Cette ville où jamais vous n’êtes, vous, venue,
N’est plus déjà pour moi une ville inconnue[2].


Heredia eût corrigé ainsi :


Pour moi n’est déjà plus une ville inconnue.


Mais surtout il eût approuvé le sonnet du Relieur, qui ne déparerait pas les Trophées :


Sous l’étoile terrestre et sous l’astre marin,
Chacun cherche ici-bas sa voie et son destin,
Et moi, simple ouvrier d’un art qui fait survivre,
Entre deux plats de cuir qu’un fer doré fleurit,
Serviteur à jamais de la Page et du Livre,
J’habille la pensée, et je pare l’esprit.

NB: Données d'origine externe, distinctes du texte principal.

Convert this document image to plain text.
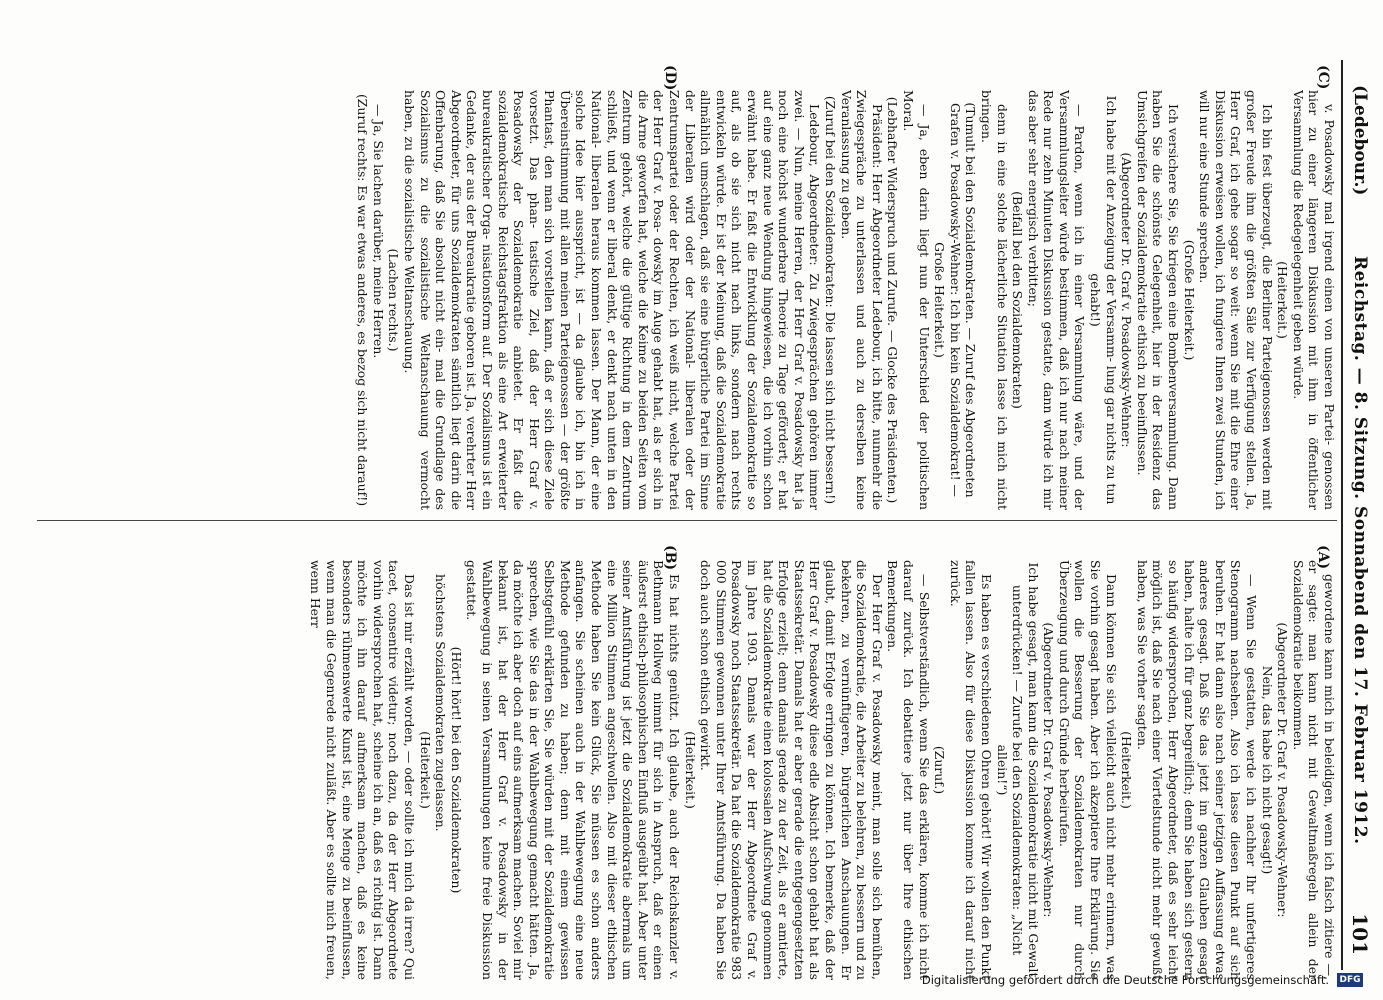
(Ledebour.)
Reichstag. — 8. Sitzung. Sonnabend den 17. Februar 1912.
101
(A)
(B)
(C)
(D)

gewordene kann mich in beleidigen, wenn ich falsch zitiere —, er sagte: man kann nicht mit Gewaltmaßregeln allein der Sozialdemokratie beikommen.

(Abgeordneter Dr. Graf v. Posadowsky-Wehner:

Nein, das habe ich nicht gesagt!)

— Wenn Sie gestatten, werde ich nachher Ihr unfertigeres Stenogramm nachsehen. Also ich lasse diesen Punkt auf sich beruhen. Er hat dann also nach seiner jetzigen Auffassung etwas anderes gesagt. Daß Sie das jetzt im ganzen Glauben gesagt haben, halte ich für ganz begreiflich; denn Sie haben sich gestern so häufig widersprochen, Herr Abgeordneter, daß es sehr leicht möglich ist, daß Sie nach einer Viertelstunde nicht mehr gewußt haben, was Sie vorher sagten.

(Heiterkeit.)

Dann können Sie sich vielleicht auch nicht mehr erinnern, was Sie vorhin gesagt haben. Aber ich akzeptiere Ihre Erklärung. Sie wollen die Besserung der Sozialdemokraten nur durch Überzeugung und durch Gründe herbeirufen.

(Abgeordneter Dr. Graf v. Posadowsky-Wehner:

Ich habe gesagt, man kann die Sozialdemokratie nicht mit Gewalt unterdrücken! — Zurufe bei den Sozialdemokraten: „Nicht allein!“)

Es haben es verschiedenen Ohren gehört! Wir wollen den Punkt fallen lassen. Also für diese Diskussion komme ich darauf nicht zurück.

(Zuruf.)

— Selbstverständlich, wenn Sie das erklären, komme ich nicht darauf zurück. Ich debattiere jetzt nur über Ihre ethischen Bemerkungen.

Der Herr Graf v. Posadowsky meint, man solle sich bemühen, die Sozialdemokratie, die Arbeiter zu belehren, zu bessern und zu bekehren, zu vernünftigeren, bürgerlichen Anschauungen. Er glaubt, damit Erfolge erringen zu können. Ich bemerke, daß der Herr Graf v. Posadowsky diese edle Absicht schon gehabt hat als Staatssekretär. Damals hat er aber gerade die entgegengesetzten Erfolge erzielt; denn damals gerade zu der Zeit, als er amtierte, hat die Sozialdemokratie einen kolossalen Aufschwung genommen im Jahre 1903. Damals war der Herr Abgeordnete Graf v. Posadowsky noch Staatssekretär. Da hat die Sozialdemokratie 983 000 Stimmen gewonnen unter Ihrer Amtsführung. Da haben Sie doch auch schon ethisch gewirkt.

(Heiterkeit.)

Es hat nichts genützt. Ich glaube, auch der Reichskanzler v. Bethmann Hollweg nimmt für sich in Anspruch, daß er einen äußerst ethisch-philosophischen Einfluß ausgeübt hat. Aber unter seiner Amtsführung ist jetzt die Sozialdemokratie abermals um eine Million Stimmen angeschwollen. Also mit dieser ethischen Methode haben Sie kein Glück, Sie müssen es schon anders anfangen. Sie scheinen auch in der Wahlbewegung eine neue Methode gefunden zu haben; denn mit einem gewissen Selbstgefühl erklärten Sie, Sie würden mit der Sozialdemokratie sprechen, wie Sie das in der Wahlbewegung gemacht hätten. Ja, da möchte ich aber doch auf eins aufmerksam machen. Soviel mir bekannt ist, hat der Herr Graf v. Posadowsky in der Wahlbewegung in seinen Versammlungen keine freie Diskussion gestattet.

(Hört! hört! bei den Sozialdemokraten)

höchstens Sozialdemokraten zugelassen.

(Heiterkeit.)

Das ist mir erzählt worden, — oder sollte ich mich da irren? Qui tacet, consentire videtur; noch dazu, da der Herr Abgeordnete vorhin widersprochen hat, scheine ich an, daß es richtig ist. Dann möchte ich ihn darauf aufmerksam machen, daß es keine besonders rühmenswerte Kunst ist, eine Menge zu beeinflussen, wenn man die Gegenrede nicht zuläßt. Aber es sollte mich freuen, wenn Herr

v. Posadowsky mal irgend einen von unseren Partei- genossen hier zu einer längeren Diskussion mit ihm in öffentlicher Versammlung die Redegelegenheit geben würde.

(Heiterkeit.)

Ich bin fest überzeugt, die Berliner Parteigenossen werden mit großer Freude ihm die größten Säle zur Verfügung stellen. Ja, Herr Graf, ich gehe sogar so weit: wenn Sie mit die Ehre einer Diskussion erweisen wollen, ich fungiere Ihnen zwei Stunden, ich will nur eine Stunde sprechen.

(Große Heiterkeit.)

Ich versichere Sie, Sie kriegen eine Bombenversammlung. Dann haben Sie die schönste Gelegenheit, hier in der Residenz das Umsichgreifen der Sozialdemokratie ethisch zu beeinflussen.

(Abgeordneter Dr. Graf v. Posadowsky-Wehner:

Ich habe mit der Anzeigung der Versamm- lung gar nichts zu tun gehabt!)

— Pardon, wenn ich in einer Versammlung wäre, und der Versammlungsleiter würde bestimmen, daß ich nur nach meiner Rede nur zehn Minuten Diskussion gestatte, dann würde ich mir das aber sehr energisch verbitten;

(Beifall bei den Sozialdemokraten)

denn in eine solche lächerliche Situation lasse ich mich nicht bringen.

(Tumult bei den Sozialdemokraten. — Zuruf des Abgeordneten Grafen v. Posadowsky-Wehner: Ich bin kein Sozialdemokrat! — Große Heiterkeit.)

— Ja, eben darin liegt nun der Unterschied der politischen Moral.

(Lebhafter Widerspruch und Zurufe. — Glocke des Präsidenten.)

Präsident: Herr Abgeordneter Ledebour, ich bitte, nunmehr die Zwiegespräche zu unterlassen und auch zu derselben keine Veranlassung zu geben.

(Zuruf bei den Sozialdemokraten: Die lassen sich nicht bessern!)

Ledebour, Abgeordneter: Zu Zwiegesprächen gehören immer zwei. — Nun, meine Herren, der Herr Graf v. Posadowsky hat ja noch eine höchst wunderbare Theorie zu Tage gefördert; er hat auf eine ganz neue Wendung hingewiesen, die ich vorhin schon erwähnt habe. Er faßt die Entwicklung der Sozialdemokratie so auf, als ob sie sich nicht nach links, sondern nach rechts entwickeln würde. Er ist der Meinung, daß die Sozialdemokratie allmählich umschlagen, daß sie eine bürgerliche Partei im Sinne der Liberalen wird oder der National- liberalen oder der Zentrumspartei oder der Rechten, ich weiß nicht, welche Partei der Herr Graf v. Posa- dowsky im Auge gehabt hat, als er sich in die Arme geworfen hat, welche die Keime zu beiden Seiten vom Zentrum gehört, welche die gültige Richtung in dem Zentrum schließt, und wenn er liberal denkt, er denkt nach unten in den National- liberalen heraus kommen lassen. Der Mann, der eine solche Idee hier ausspricht, ist — da glaube ich, bin ich in Übereinstimmung mit allen meinen Parteigenossen — der größte Phantast, den man sich vorstellen kann, daß er sich diese Ziele vorsetzt. Das phan- tastische Ziel, daß der Herr Graf v. Posadowsky der Sozialdemokratie anbietet. Er faßt die sozialdemokratische Reichstagsfraktion als eine Art erweiterter bureaukratischer Orga- nisationsform auf. Der Sozialismus ist ein Gedanke, der aus der Bureaukratie geboren ist. Ja, verehrter Herr Abgeordneter, für uns Sozialdemokraten sämtlich liegt darin die Offenbarung, daß Sie absolut nicht ein- mal die Grundlage des Sozialismus zu die sozialistische Weltanschauung vermocht haben, zu die sozialistische Weltanschauung.

(Lachen rechts.)

— Ja, Sie lachen darüber, meine Herren.

(Zuruf rechts: Es war etwas anderes, es bezog sich nicht darauf!)

Digitalisierung gefördert durch die Deutsche Forschungsgemeinschaft. DFG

Le cas de M. Henri de Régnier est d’autant plus intéressant qu’il n’est pas isolé. On pourrait citer encore Albert Samain, Charles Guérin, les Rayons Croisés de Vaudoyer ; ne se croirait-on pas ramené au pur Parnasse avec les sonnets à Dionysos de C. de Laverrière[3] ? etc. Il y eut, en 1896, entre les deux écoles rivales une tentative de rapprochement, d’armistice. Nous ne la connaissons que par une lettre de Pierre Louys, adressée à un inconnu qui est peut-être M. Frédéric Lachèvre ; cet inconnu avait eu l’idée de publier un quatrième Parnasse où l’on n’aurait inséré que des poèmes en vers réguliers, mais qui pourraient être composés par des symbolistes, le tout sans manifeste contre le vers libre, sans hostilité contre les « polymorphistes » : Pierre Louys, pressenti, avait accepté en principe, mais, apprenant que Catulle Mendès refusait d’entrer dans le comité, il avait désiré quelques précisions sur le futur volume : « si, de quelque manière que ce soit, on doit donner à votre beau recueil l’allure d’une manifestation contre… Herold, Moréas ou Kahn en France, et contre Verhaeren, Maeterlinck, Elskamp ou Mockel en Belgique, j’ai des raisons d’admiration ou d’amitié qui m’empêcheraient absolument de vous suivre sur ce terrain. Je compte donc, cher Monsieur, sur votre courtoisie

  1. R. D. D.-M., 15 janvier 1896 et 16 juillet 1896, p. 199.
  2. Flamma Tenax, p. 132.
  3. H. Bidou, Revue de Paris, 15 décembre 1921, p. 861 ; Figaro du 17 décembre 1927.